A beaker contains 0.500 kg of water at a temperature of 3.0 °C. The beaker is heated, and the

internal energy of the water increases by 21.0 kJ.
The specific heat capacity of water is 4200 J / (kg °C).
What is the temperature of the water after it has been heated?

Answer 1

The temperature of the water after it has been heated is 13°C

Step-by-step explanation:

Heat capacity H is expressed as shown :

H = mc∆t

H is the internal energy of the water

m is the mass of the water

c is the specific heat capacity of the water

∆t is the change temperature

Given H = 21kJ = 21,000Joules

m = 0.500kg

c = 4200 J / (kg °C).

∆t = t2-t1

t2 is the final temperature

t1 is the initial temperature = 3°C

Substituting the parameters;

21000 = 0.5(4200)(t2- 3)

21000 = 2100(t2-3)

21000 = 2100t2 - 6300

2100t2 = 21000+6300

2100t2 = 27300

t2= 27300/2100

t2 = 13°C

Answer 2

13°C

Step-by-step explanation:

We can apply the formula for Heat energy gained by a body.
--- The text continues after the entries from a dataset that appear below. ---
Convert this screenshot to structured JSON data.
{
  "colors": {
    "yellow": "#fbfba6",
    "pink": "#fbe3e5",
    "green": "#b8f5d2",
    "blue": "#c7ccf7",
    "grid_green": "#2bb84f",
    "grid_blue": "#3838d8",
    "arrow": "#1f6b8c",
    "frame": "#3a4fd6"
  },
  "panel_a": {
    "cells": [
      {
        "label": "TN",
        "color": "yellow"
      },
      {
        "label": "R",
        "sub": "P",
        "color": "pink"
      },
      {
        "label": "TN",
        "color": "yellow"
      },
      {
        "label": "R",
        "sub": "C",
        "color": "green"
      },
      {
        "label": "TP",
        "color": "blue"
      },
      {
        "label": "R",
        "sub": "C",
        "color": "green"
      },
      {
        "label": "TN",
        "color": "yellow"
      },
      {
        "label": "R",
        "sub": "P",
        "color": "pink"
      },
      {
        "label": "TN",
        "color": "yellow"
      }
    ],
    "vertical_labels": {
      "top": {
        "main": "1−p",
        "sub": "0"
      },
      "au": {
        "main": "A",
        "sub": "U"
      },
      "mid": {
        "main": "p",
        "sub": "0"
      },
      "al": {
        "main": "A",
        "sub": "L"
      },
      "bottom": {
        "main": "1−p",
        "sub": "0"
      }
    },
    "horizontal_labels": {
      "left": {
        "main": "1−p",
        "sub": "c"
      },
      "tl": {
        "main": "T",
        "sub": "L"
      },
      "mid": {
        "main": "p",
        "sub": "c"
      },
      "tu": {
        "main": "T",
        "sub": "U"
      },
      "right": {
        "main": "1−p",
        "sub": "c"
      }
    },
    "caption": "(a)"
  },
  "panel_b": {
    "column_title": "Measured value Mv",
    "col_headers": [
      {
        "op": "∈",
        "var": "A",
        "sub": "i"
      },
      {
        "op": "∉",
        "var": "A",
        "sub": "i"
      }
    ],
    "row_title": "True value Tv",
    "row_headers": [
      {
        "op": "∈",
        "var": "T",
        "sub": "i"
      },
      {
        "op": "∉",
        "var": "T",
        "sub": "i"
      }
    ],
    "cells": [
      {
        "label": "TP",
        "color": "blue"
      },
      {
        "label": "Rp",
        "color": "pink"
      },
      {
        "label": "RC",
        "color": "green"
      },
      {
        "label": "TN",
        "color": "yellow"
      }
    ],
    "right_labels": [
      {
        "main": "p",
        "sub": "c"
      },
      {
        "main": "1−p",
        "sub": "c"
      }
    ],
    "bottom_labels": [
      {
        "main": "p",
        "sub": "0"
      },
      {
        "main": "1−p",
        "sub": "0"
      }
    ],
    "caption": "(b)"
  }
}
It is given as:

`H = mc(T_2 - T_1)`

where m = mass of the body

c = Specific heat capacity of the body

`T_2` = final temperature of the body

`T_1` = initial temperature of the body

For the water in the beaker, we are given that:

m = 0.5 kg

`T_1` = 3.0 °C

H = 21 kJ = 21000 J

c = 4200 J/kg°C

Hence, the final temperature
`T_2` of the water is:

21000 = 0.5 * 4200 * (
`T_2` - 3)

21000 = 2100 * (
`T_2` - 3)

(
`T_2` - 3) =
`(21000)/(2100)`

`T_2` - 3 = 10

`T_2` = 10 + 3 = 13°C

The final temperature of the water is 13°C.